How would you describe the help and guidance given by the staff within the School?
The academic and administrative staff within the School of Education have always been, and still are, incredibly helpful. The lecturers are approachable, amicable and diverse. As a postgraduate student, you are assigned a personal tutor during your tenure at Leeds, and a supervisor for your dissertation. These assignments are particularly beneficial as your navigate your way both personally and academically through the programme. The one-on-one academic guidance, I strongly believe, was instrumental in me earning a commendations award for the 2015 British Council ELT Master’s Dissertation Award.
Please tell us about your current role/research. What are your plans for the future?
I have recently completed my first year as a university lecturer in the Department of General Education in Macau. I teach mostly English major students, and I am responsible for planning the syllabi for the oral communication and English writing courses. I also sit on the university's Committee for Students’ Academic Issues aimed at improving students’ academic integrity and affairs. At the moment, I am working towards converting my critical study into a publication, and I eventually hope to pursue a PhD. It is also my intention to work towards further eroding the prejudices that unfortunately still construct the TESOL field.

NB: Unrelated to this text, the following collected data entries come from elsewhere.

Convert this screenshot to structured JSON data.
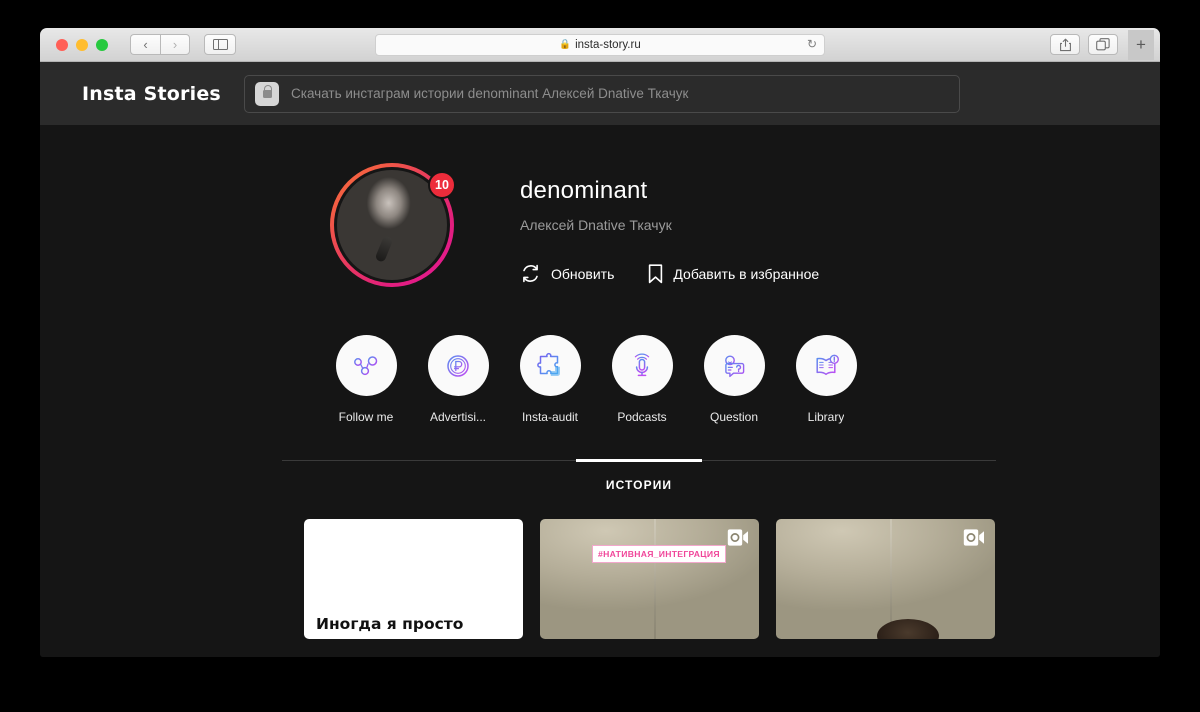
{
  "browser": {
    "url": "insta-story.ru",
    "lock_icon": "lock-icon",
    "back_label": "‹",
    "forward_label": "›",
    "reload_label": "↻",
    "new_tab_label": "+",
    "sidebar_icon": "sidebar-icon",
    "share_icon": "share-icon",
    "tabs_icon": "tabs-overview-icon"
  },
  "site": {
    "logo": "Insta Stories",
    "search": {
      "value": "Скачать инстаграм истории denominant Алексей Dnative Ткачук",
      "lock_icon": "lock-icon"
    }
  },
  "profile": {
    "username": "denominant",
    "fullname": "Алексей Dnative Ткачук",
    "story_count_badge": "10",
    "actions": [
      {
        "label": "Обновить",
        "icon": "refresh-icon"
      },
      {
        "label": "Добавить в избранное",
        "icon": "bookmark-icon"
      }
    ]
  },
  "highlights": [
    {
      "label": "Follow me",
      "icon": "network-share-icon"
    },
    {
      "label": "Advertisi...",
      "icon": "ruble-coin-icon"
    },
    {
      "label": "Insta-audit",
      "icon": "puzzle-icon"
    },
    {
      "label": "Podcasts",
      "icon": "microphone-icon"
    },
    {
      "label": "Question",
      "icon": "chat-question-icon"
    },
    {
      "label": "Library",
      "icon": "book-alert-icon"
    }
  ],
  "tabs": [
    {
      "label": "ИСТОРИИ",
      "active": true
    }
  ],
  "stories": [
    {
      "kind": "image",
      "title": "Иногда я просто",
      "hashtag": "",
      "has_video": false
    },
    {
      "kind": "video",
      "title": "",
      "hashtag": "#НАТИВНАЯ_ИНТЕГРАЦИЯ",
      "has_video": true
    },
    {
      "kind": "video",
      "title": "",
      "hashtag": "",
      "has_video": true
    }
  ],
  "colors": {
    "page_bg": "#151515",
    "header_bg": "#2b2b2b",
    "accent_badge": "#ed2c3b",
    "ring_start": "#f9703a",
    "ring_end": "#e5179a",
    "hashtag_pink": "#f0469a"
  }
}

What would be your top tips in terms of careers advice for current students?
The TESOL programme is rather rigorous, and it is easy to become completely immersed in your studying. However, it is equally important to extend your portfolio beyond that of academia. Get involved in as many activities as you can- whether it is being the course representative, presenting at the TESOL Forum, volunteering to teach in after-school programmes, being the sub-warden at your dormitory, participating in meetings with external examiners, planning a class party. The opportunities are endless, and they reflect your versatility, and ability to work with a multitude of people. Knowing what your professional goal is also paramount because it will aid you in deciding what module to take. Join LinkedIn, and maintain good relationships with your classmates; they may share job opportunities and are great sources for collaborative work.